For Ungern, notorious for his cruelty, anti-Semitism, and ruthless leadership as a White commander during the Russian Civil War, that nation was Mongolia, and he (almost unwittingly, it seems) sought, in the final year of his life, to make it the vanguard of a new Asiatic power to counteract the scourge of Bolshevism. He failed in his “campaign” to take Mongolia (which Sunderland shows to be far less intentional than has been ascribed), was captured and shot. Yet he also partially succeeded, in that Mongolia gained a semi-autonomy that lasted through the Soviet era.

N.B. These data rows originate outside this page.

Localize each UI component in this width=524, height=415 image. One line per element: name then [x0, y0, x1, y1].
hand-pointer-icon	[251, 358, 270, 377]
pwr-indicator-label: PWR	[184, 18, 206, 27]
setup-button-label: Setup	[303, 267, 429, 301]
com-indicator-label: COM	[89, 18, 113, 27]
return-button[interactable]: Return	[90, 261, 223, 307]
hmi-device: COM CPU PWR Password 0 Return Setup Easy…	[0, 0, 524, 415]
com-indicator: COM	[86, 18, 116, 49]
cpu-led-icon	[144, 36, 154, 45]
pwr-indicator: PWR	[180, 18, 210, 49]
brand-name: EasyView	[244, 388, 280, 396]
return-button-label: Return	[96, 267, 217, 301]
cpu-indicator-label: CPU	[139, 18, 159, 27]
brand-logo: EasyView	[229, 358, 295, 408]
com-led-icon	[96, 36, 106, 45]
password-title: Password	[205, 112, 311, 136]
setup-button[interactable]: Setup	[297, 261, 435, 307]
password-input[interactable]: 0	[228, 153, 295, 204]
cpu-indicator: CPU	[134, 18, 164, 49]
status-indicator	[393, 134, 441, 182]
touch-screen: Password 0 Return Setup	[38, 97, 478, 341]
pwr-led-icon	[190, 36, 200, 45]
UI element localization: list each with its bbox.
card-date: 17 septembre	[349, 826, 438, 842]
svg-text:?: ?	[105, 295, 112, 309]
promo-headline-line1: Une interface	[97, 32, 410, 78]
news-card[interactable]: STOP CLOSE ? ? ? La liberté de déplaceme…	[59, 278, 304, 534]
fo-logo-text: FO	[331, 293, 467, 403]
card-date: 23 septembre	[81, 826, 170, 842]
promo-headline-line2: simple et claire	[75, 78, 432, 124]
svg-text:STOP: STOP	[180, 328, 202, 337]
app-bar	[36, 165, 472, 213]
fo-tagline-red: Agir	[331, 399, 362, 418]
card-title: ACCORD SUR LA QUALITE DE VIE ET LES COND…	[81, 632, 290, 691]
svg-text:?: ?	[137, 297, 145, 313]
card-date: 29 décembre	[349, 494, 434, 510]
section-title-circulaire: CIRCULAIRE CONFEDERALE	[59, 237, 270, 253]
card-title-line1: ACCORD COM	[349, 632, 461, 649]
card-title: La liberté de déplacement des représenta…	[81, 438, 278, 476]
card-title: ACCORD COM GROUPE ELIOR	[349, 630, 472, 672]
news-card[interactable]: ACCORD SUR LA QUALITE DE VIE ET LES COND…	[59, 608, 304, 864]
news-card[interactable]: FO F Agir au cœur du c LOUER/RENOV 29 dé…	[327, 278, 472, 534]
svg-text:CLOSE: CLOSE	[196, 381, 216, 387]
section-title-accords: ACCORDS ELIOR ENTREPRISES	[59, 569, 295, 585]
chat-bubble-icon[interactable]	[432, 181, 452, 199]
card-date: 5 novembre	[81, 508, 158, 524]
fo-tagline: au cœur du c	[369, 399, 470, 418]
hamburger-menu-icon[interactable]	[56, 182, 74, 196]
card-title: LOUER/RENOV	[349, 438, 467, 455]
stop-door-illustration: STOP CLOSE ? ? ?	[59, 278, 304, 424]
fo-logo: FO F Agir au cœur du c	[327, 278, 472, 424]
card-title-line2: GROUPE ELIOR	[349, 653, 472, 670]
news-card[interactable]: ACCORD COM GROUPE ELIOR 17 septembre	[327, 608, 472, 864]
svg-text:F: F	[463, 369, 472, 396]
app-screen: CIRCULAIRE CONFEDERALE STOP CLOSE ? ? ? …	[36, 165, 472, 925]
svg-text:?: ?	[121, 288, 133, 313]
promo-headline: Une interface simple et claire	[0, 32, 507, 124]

Unlike other accounts of Ungern, Sunderland does not give overmuch attention to this final year of his life, instead focusing on the broader sweep of events, on the full arc of Ungern’s life from Austria to Estland, from Trans-Baikal to Mongolia. In part, this is because there is really very little to know about Ungern, but also because Sunderland wants to show how the multinational, ever-bored Ungern was an apt, if sociopathic, mirror of his times. The effort succeeds and this is a fine history of the era.